Janson with her soaring lyric soprano grasps the soul of such romantic numbers as “Time Heals Everything” (Mack & Mabel, 1974) with its final kick of ”but you”; “Kiss Her Now” (from Dear World, 1969) and “Mame” from the eponymous 1966 hit. Janson sustained a foot injury, but her deportment – and sheer determination – ensures it’s barely visible.
Martin’s dramatic and deeper soprano owns a particular pathos in such standards from Mame as “If He Walked Into My Life” and “That’s How Young I Feel”; and “Just Leave Everything To Me” from Hello Dolly, Herman’s Tony-sweeping hit of 1964 whose title song even knocked off three Beatles Number Ones in the U. S.
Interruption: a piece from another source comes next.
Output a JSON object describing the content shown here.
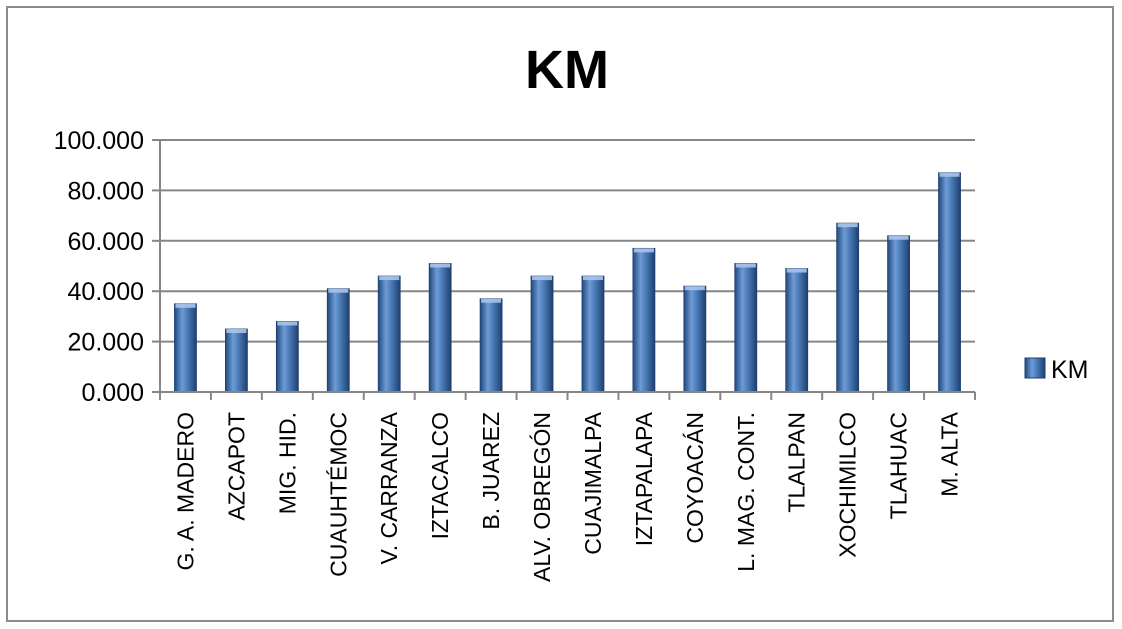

Yammanee’s coloratura range is also stratospheric and she often leads the other two in such numbers as “Tap Your Troubles Away” from Mack & Mabel involving three typewriters and some percussive wit from the band.
There’s some curios too. Jerry’s Girls itself added two new numbers. The trio “Take It All Off” a striptease number hardly wears well as concept, even for 1985. The closing, again eponymous “Jerry’s Girls” though, which touchingly enumerates all the great singers – including, wittily for 1985, Danny La Rue – really does draw an elegant finale to a major career of over 20 years; and a 50-year stint on and off Broadway.
The singers are sovereign and in this intimate space make an unforgettable impression. But this all-women band is stunning too, musical director and orchestrator Sarah Travis leads on piano (alternating with Wendy Gadian). Around the piano there’s a memorable sonic nimbus: Walker’s sound design again. Travis plays haunting chromatic melodies working against the major-key elements of Herman’s vocal lines. It’s striking and intimate, the piano’s ping moving to sharper, more desolate territory.
Becky Waite’s trumpet is woozily brazen in some numbers and blazing elsewhere. Though what always cuts though in this intimate acoustic (they’re all located stage-right) is Hsaio Ling Huang’s plangent cello, Amy Baldwin’s bass, and Hannah Morgan on a selection of reeds. She rises to klezmer cadenzas on the original material on clarinet, and some oboe moments thrubbing through with Baldwin’s bass elsewhere.
Calie Hough’s drums are used for far more than Broadway pizzazz, with drum-taps wittily mimicking those typewriter keyboards and elsewhere where tap-dancing’s to the fore. Travis’s beautiful orchestration deserves plaudits, along with her playing.
This is Herman’s own ideal introduction to his shows, allowing us to place his best melodies, recognising his limitations. Stephen Sondheim was a year older. Herman’s more conventional, didn’t write an endless number of great standards.
But he wrote enough of these, and in La Cage Aux Folles he broke new thematic ground. With four numbers from that show profiled here, he must have felt he’d done enough, in one final show proving both radical and courageous. Perhaps he quit while he was ahead, but what a way to sign off. Highly recommended for anyone who loves Broadway musicals.